A bottle of wine a night was normal for me
Apr 24, 2024It went on for years
In a recent interview with the BBC, I revealed that for almost 20 years it was not unusual for me to drink a bottle of wine every night.
It was part of my professional identity
During my interview on BBC Radio Bristol, I told presenter John Darvall, that during my career as an advertising professional, it was a part of normal life, nothing "atypical or abnormal". It was, and still is, an industry where alcohol frequently features at client lunches and social events.
Prior to that, I told the BBC that my first job at Rover in Birmingham was defined by after-work drinks to become "one of the guys". In pretty much every industry we can find a permissive culture of 'work hard and play harder," I suggested. "That is what we tell ourselves, that's how we normalise drinking behaviours."
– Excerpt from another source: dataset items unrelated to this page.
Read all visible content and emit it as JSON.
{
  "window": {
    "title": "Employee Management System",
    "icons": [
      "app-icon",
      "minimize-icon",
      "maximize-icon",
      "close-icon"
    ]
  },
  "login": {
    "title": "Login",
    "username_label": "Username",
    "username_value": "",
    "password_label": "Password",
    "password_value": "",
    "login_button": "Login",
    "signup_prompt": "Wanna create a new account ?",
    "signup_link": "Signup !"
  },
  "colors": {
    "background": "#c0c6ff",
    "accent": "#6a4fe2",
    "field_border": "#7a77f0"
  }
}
I reflected that I just became known as a highly sociable person who liked a drink, and I continued to climb the career ladder.
'Pushed as a drug'
In my interview I explained that over time, drinking became a "crutch" to manage the demands of my everyday life. We are told, through constant cultural messaging, that there are many jobs that we can give alcohol to do. In the end I was giving it the job of helping me sleep better, feel more confident, feel more happy and feel connected. It is impressed upon us that alcohol can help, it becomes our coping mechanism. It is pushed as a drug really.
It began to take a toll on my life
It reached a point where those casual evening drinks began to affect many different areas of her life. Thankfully I never had a devastating rock bottom moment, but I was bouncing along the bottom in an unsustainable way. My children were growing older and they could notice how I was behaving and it was causing friction with my husband.
I was exhausted and scared to death
I was exhausted by the façade I was keeping up. I knew that I was addicted to alcohol but I was terrified of staying where I was and doing anything about it. I knew I had an addiction, I don't like the term alcoholic. I felt an awful lot of shame in my drinking, but there was something very strong within me that wanted to work out why I had got there and how to reverse and course-correct rather than just say 'well that's that then'".
A frightening common story
The problem is that I am by no means unique. My story is a "frighteningly common" one. And that's why I launched The Big Drink rethink podcast - to encourage more conversations about our relationships with alcohol.
I've been alcohol-free for around 3.5 years now. I don't measure it any more, I never have. I've never got into a place where I count days. I just don't drink any more.
With The Big Drink Rethink podcast, as well as my work as an Alcohol Mindset Coach, I hope to reach people who have a similar relationship with alcohol.
We have an alcohol-centric society that is shifting - let's explore why, let's think about our relationships, and have an open conversation about alcohol in the same way we do about mental health or menopause or any other aspects of our health.